Afrique, prends garde de perdre ton âme

La Croix 4/1967

 

Rentré en France, mon cher Paul, je voudrais te rappeler nos conversations au bord du fleuve dans ton pays Sara. T'en souviens-tu ? Le paysage autour de nous vivait de toute la faune de ton pays. Des oiseaux verts, des oiseaux rouges striaient de traits de feu le jour déclinant. Sur la rive, des grues d'ébène crêtes d'or se pavanaient, et, malgré le sérieux de nos propos, nous guettions un hippopotame qui, de temps à autres, dressait sa face hilare au-dessus des eaux. Comme je venais de la monochromie opaque et muette de la forêt, ce monde animal me ravissait.

Tu me disais cette espèce de crainte que t'inspire notre civilisation européenne. Tu redoutais d'en subir l'influence et qu'elle altère ta personnalité africaine.  J'y ai souvent repensé depuis et d'autant plus que tu osais m'exprimer ce que pensent beaucoup de tes amis. Vois-tu, je comprends que tu veuilles préserver cette personnalité et d'autant plus que tu sais combien je l'aime. Tu m'as vu avec les vieux du terroir, peut-être plus près d'eux que toi. Mais justement je peux te dire combien ta crainte est vaine. André Gide l'a écrit dans une de ses meilleures pages : on ne doit jamais redouter une influence, car elle n'est pas un élément extérieur qui s'introduit en nous au prix d'amputations, mais au contraire quelque chose comme un ferment. Seules les natures riches la subissent, car elles seules en sont capables. Loin d'amputer, elle dégage ce que nous portons en nous. Or, l'Afrique possède une nature assez riche pour bénéficier des influences.

Ta crainte provient aussi de ce que tu n'as pas assez conscience de cette richesse africaine car, garçon des villes, tu connais mal les paysans de ton pays et leur sagesse.
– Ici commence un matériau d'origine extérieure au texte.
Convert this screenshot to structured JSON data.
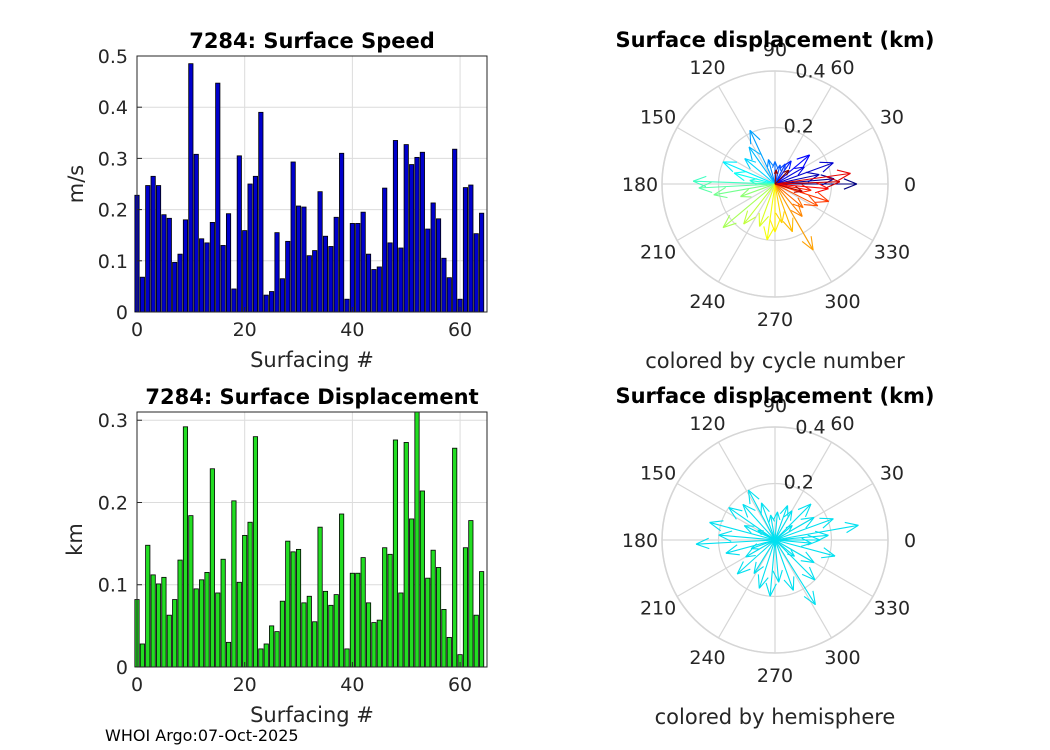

Tu ignores donc ce que la rencontre de l'Europe « révélera » de l'Afrique (il faut prendre ce mot « révéler » comme en photographie). Tu devrais pourtant savoir que la culture africaine peut résister à bien des assauts. J'en donne pour témoin la survivance des traditions africaines dans les sociétés de « Nègres Marrons » de Guyane. Ces mêmes fugitifs, tapis dans les faubourgs, ont sauvegardé, malgré la vigilance des Blancs, la spiritualité de chez vous.  La philosophie bantoue s'épanouit en Louisiane, et vos cultes se maintiennent dans un Vaudou Haïtien qui mérite mieux que le snobisme dont on l'entoure. Vois-tu, ce que je redoute le plus, c'est votre complexe d'infériorité : c'est lui qui, dans les Amériques, a recouvert d'une gangue de syncrétisme vos plus authentiques traditions religieuses.

Votre hantise, à tes amis et à toi, de ne pas subir d'influences. Me semble pernicieuse. Vous êtes obligés, tu l'admets, de nous emprunter des techniques où tu cantonnes notre mérite. Or ce sont justement ces techniques qui peuvent amputer votre personnalité si vous les retranchez de la spiritualité qui les a fait naître. Elles sont l'aboutissement d'une longue aventure spirituelle qui leur donne un visage de prière. Ce qui est beau, ce n'est pas de projeter une fusée vers la lune, mais la masse des renoncements et des ascèses qui en ont accumulé le pouvoir. Si tu réduis la technique à elle-même, sans rien vouloir, peur d'influences, connaître de ce qui l'a suscitée et en connaître quelque chose comme le principe vital, alors redoute que cette technique te « chosifie ». Alors redoute de devenir la simple machine à la consommer.

Vois-tu, Paul, parce que j'aime l'Afrique d'un amour charnel, je plaide pour son âme. Sois le messager des influences qui la « révéleront ». Sache contre l'assaut des choses la fertiliser par la culture spirituelle qui les a créées.